Auditioning for a BFA Program? Here's the #1 thing you have to know
Dec 26, 2015
Over Thanksgiving break, I spoke to Val Rachelle, formerly professor of theatre of the University of Southern California, head of casting at Pacific Conservatory for the Performing Arts, and choreographer at Utah Festival Opera. I was curious to know what someone on the other side of the table hopes to see from auditioners.
"Preparation," she said with a second to think about it. "Show me you're serious about doing this."
I asked a follow-up question. "What do you really NOT like to see at an audition?" She paused a little longer this time. "Lack of preparation," she smiled. Her theme was just subtle enough for me to pick up.
She continued to drive home: preparation over talent, every time. "I've seen people with all the talent in the world, that I haven't cast, [or this case admitted] because they were not prepared for this audition. And if you're not prepared for one audition, what are you going to bring to a two-year, or four-year program?" I asked specifically things she could point to that stood out to her in memory.

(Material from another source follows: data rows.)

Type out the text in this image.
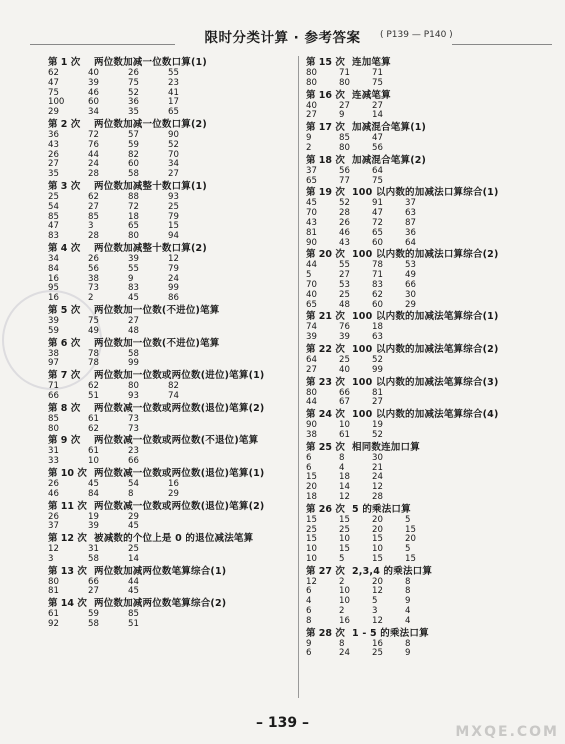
限时分类计算 · 参考答案	( P139 — P140 )
第 1 次	两位数加减一位数口算(1)
62	40	26	55
47	39	75	23
75	46	52	41
100	60	36	17
29	34	35	65
第 2 次	两位数加减一位数口算(2)
36	72	57	90
43	76	59	52
26	44	82	70
27	24	60	34
35	28	58	27
第 3 次	两位数加减整十数口算(1)
25	62	88	93
54	27	72	25
85	85	18	79
47	3	65	15
83	28	80	94
第 4 次	两位数加减整十数口算(2)
34	26	39	12
84	56	55	79
16	38	9	24
95	73	83	99
16	2	45	86
第 5 次	两位数加一位数(不进位)笔算
39	75	27
59	49	48
第 6 次	两位数加一位数(不进位)笔算
38	78	58
97	78	99
第 7 次	两位数加一位数或两位数(进位)笔算(1)
71	62	80	82
66	51	93	74
第 8 次	两位数减一位数或两位数(退位)笔算(2)
85	61	73
80	62	73
第 9 次	两位数减一位数或两位数(不退位)笔算
31	61	23
33	10	66
第 10 次 两位数减一位数或两位数(退位)笔算(1)
26	45	54	16
46	84	8	29
第 11 次 两位数减一位数或两位数(退位)笔算(2)
26	19	29
37	39	45
第 12 次 被减数的个位上是 0 的退位减法笔算
12	31	25
3	58	14
第 13 次 两位数加减两位数笔算综合(1)
80	66	44
81	27	45
第 14 次 两位数加减两位数笔算综合(2)
61	59	85
92	58	51
第 15 次 连加笔算
80	71	71
80	80	75
第 16 次 连减笔算
40	27	27
27	9	14
第 17 次 加减混合笔算(1)
9	85	47
2	80	56
第 18 次 加减混合笔算(2)
37	56	64
65	77	75
第 19 次 100 以内数的加减法口算综合(1)
45	52	91	37
70	28	47	63
43	26	72	87
81	46	65	36
90	43	60	64
第 20 次 100 以内数的加减法口算综合(2)
44	55	78	53
5	27	71	49
70	53	83	66
40	25	62	30
65	48	60	29
第 21 次 100 以内数的加减法笔算综合(1)
74	76	18
39	39	63
第 22 次 100 以内数的加减法笔算综合(2)
64	25	52
27	40	99
第 23 次 100 以内数的加减法笔算综合(3)
80	66	81
44	67	27
第 24 次 100 以内数的加减法笔算综合(4)
90	10	19
38	61	52
第 25 次 相同数连加口算
6	8	30
6	4	21
15	18	24
20	14	12
18	12	28
第 26 次 5 的乘法口算
15	15	20	5
25	25	20	15
15	10	15	20
10	15	10	5
10	5	15	15
第 27 次 2,3,4 的乘法口算
12	2	20	8
6	10	12	8
4	10	5	9
6	2	3	4
8	16	12	4
第 28 次 1 - 5 的乘法口算
9	8	16	8
6	24	25	9
– 139 –
MXQE.COM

"I've seen girls show up in four inch heels, and not have anything else to wear for the dance call. And pencil skirts. They look pretty, but they can't MOVE!"
The song and the monologue are only half of the equation. The other half, equally as important, is the interview. The college likes to get to know who they're admitting into their program. Who will they be working with closely for four years? How can you help their department get stronger?
Val's thoughts on this were dead on.
"Be yourself. I want to admit you. Not a version of you that you put on for the auditions. And, to the point, you have a much better chance of getting in you by just being yourself."
I asked about the responsibility of the person auditioning to come up with material for the interview. Turns out, it's a huge part of your interview. Val continued.
"Ask us questions. Do your research on the school, and ask questions about what you've found about us. Show us you have an interest in going here. And that's for every school. Spend time getting to know each school and have specific questions for each audition."
We were wrapping up, and I asked if she had any parting thoughts. Not surprisingly, she reaffirmed my golden rule of auditioning. "Your audition begins the moment you step into the building. We always talk to the audition monitor afterward." Now that shouldn't scare you. Not if you're the awesome auditioner that I know you are. You dress for the audition, politely and confidently introduce yourself and get ready. You know the audition monitor is an extension of the people in the room, and you behave accordingly--as you would normally with your amazing professional attitude!